IFM40455 - Ceasing to be a QAHC: timing of departure when a QAHC is sold

PARA 30 contains a special rule potentially delaying the date on which a QAHC will be deemed to leave the regime when it is sold.

This rule is necessary since it is possible in any sale process that beneficial ownership of the shares being sold may be lost by the seller prior to completion. Where the sale process involves split exchange and completion, it is almost certain that beneficial ownership will be lost early in this way. However, it is intended that (in the absence of avoidance) QAHCs which are the subject of sale processes should be allowed to retain their status until completion of those processes.

PARA 30 enables the QAHC to retain its qualifying status until completion as long as the anti-avoidance provision in PARA 30(3) is not triggered. This provision will apply if the parties enter into arrangements which are abnormal, contrived or lack genuine commercial purpose in order to take advantage of the deferral of the point of departure from the regime provided for by PARA 30.

Because the rule in PARA 30 operates by reference to transfers of relevant interests in QAHCs and not shares in QAHCs, it will operate in relation to all QAHCs in a stack where the commercial transaction is a sale of the top QAHC in the stack (since it will be the transfer of shares in the top company that gives rise to transfers of relevant interests in its subsidiary QAHCs).

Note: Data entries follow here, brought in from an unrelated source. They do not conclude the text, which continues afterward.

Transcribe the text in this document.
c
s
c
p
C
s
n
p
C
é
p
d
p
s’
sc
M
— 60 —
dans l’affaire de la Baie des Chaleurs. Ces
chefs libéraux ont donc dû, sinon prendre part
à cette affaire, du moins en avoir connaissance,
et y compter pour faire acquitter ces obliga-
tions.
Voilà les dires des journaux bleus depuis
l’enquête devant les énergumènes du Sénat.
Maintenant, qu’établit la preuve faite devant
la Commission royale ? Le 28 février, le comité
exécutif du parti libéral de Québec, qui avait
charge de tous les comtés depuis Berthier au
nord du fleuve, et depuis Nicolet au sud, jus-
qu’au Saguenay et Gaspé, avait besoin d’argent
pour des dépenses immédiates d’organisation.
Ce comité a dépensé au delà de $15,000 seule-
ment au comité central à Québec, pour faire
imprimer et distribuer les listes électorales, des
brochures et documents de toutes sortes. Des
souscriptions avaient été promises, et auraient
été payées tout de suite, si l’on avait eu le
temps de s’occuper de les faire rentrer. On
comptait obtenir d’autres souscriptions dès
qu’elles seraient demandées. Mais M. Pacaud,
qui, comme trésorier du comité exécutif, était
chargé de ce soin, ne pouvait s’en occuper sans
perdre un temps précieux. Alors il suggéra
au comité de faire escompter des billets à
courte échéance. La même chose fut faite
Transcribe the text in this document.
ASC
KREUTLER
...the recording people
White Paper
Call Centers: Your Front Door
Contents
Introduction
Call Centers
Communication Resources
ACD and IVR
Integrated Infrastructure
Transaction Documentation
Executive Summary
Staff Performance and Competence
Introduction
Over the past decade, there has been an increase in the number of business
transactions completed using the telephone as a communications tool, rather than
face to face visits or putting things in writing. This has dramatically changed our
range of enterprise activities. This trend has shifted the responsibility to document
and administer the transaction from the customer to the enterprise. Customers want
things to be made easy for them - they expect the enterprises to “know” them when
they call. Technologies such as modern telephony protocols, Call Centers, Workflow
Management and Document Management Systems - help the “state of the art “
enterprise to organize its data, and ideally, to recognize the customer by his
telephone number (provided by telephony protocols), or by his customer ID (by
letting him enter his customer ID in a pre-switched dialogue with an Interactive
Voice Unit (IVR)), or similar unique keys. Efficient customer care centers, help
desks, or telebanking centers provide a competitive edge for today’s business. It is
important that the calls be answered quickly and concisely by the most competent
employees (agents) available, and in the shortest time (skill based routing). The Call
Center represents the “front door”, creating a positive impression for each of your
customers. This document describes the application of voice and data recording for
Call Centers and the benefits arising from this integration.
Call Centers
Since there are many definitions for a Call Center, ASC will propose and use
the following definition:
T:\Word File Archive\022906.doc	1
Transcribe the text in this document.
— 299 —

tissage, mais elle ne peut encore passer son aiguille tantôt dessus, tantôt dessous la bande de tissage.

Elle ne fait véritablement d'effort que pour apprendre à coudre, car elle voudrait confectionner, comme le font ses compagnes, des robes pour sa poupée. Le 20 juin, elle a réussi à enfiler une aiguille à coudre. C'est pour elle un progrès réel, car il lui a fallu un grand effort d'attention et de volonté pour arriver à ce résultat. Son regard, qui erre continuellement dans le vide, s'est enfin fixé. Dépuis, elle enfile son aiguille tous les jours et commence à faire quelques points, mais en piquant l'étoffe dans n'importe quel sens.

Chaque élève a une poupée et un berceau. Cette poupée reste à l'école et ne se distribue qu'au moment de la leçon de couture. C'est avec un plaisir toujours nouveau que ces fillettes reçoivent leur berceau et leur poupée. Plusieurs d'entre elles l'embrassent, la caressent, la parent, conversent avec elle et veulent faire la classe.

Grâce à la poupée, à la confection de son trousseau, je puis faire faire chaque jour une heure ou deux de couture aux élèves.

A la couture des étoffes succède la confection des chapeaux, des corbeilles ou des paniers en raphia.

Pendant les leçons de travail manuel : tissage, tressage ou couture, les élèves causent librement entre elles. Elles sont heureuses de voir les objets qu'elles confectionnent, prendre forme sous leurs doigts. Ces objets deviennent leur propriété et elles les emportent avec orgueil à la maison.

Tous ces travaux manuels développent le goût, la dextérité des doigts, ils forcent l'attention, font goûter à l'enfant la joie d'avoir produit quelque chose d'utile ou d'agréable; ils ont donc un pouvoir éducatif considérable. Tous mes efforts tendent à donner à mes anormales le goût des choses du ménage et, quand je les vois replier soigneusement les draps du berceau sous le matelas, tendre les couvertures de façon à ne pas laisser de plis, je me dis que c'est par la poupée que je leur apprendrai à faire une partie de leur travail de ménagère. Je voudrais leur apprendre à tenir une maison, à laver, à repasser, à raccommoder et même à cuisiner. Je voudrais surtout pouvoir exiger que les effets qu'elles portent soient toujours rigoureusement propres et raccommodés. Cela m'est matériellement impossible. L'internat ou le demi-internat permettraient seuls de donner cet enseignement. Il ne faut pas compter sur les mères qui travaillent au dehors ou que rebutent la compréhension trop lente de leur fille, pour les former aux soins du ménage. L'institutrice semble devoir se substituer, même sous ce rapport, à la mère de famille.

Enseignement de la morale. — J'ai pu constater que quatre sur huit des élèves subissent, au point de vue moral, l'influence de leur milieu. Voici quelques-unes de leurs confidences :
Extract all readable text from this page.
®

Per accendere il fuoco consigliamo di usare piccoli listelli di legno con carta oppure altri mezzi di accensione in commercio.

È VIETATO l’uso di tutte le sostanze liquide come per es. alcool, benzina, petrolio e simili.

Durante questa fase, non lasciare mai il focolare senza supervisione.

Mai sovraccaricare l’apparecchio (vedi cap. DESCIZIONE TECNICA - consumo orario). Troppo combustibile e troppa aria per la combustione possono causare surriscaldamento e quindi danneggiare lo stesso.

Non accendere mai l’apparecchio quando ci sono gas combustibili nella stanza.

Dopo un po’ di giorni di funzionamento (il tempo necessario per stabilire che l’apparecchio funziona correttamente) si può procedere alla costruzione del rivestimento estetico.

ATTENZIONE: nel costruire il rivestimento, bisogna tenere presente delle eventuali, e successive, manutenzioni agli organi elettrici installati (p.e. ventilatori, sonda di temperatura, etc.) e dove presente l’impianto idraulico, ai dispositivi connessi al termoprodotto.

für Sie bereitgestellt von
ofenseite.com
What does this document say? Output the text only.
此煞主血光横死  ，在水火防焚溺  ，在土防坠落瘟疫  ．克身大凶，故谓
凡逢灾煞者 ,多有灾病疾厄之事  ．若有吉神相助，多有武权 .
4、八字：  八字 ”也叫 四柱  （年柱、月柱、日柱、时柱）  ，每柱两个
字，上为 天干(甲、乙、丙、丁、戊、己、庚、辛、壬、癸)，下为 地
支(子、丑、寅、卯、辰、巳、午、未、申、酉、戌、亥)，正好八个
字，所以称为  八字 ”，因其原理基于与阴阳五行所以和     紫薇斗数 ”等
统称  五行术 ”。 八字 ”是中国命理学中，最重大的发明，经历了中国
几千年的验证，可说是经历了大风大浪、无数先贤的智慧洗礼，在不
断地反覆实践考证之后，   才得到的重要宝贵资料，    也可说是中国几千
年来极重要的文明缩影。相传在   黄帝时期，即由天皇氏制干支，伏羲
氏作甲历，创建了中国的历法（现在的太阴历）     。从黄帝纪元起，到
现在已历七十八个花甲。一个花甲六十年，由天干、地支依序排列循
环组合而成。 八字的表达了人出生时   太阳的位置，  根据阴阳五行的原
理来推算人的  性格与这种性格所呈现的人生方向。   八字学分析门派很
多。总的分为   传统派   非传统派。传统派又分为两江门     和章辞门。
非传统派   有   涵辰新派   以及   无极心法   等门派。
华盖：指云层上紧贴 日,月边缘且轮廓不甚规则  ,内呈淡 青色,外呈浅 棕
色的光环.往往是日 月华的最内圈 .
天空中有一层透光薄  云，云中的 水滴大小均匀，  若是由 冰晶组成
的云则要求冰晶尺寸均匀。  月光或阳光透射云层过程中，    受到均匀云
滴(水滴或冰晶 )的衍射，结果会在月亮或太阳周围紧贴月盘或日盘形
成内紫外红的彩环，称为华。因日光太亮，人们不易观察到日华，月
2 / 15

The provision identifies the point of completion as the earlier of when the obligations of the parties to the transfer which are necessary to effect the transfer have been met, or when any of the substantive consideration for the transfer has been paid. Typically, it will be the latter limb which will be in point, as most contracts for the sale of shares will require payment before the execution of stock transfer forms and registration of share transfers. PARA 30(2) excludes non-refundable deposits from being substantive consideration.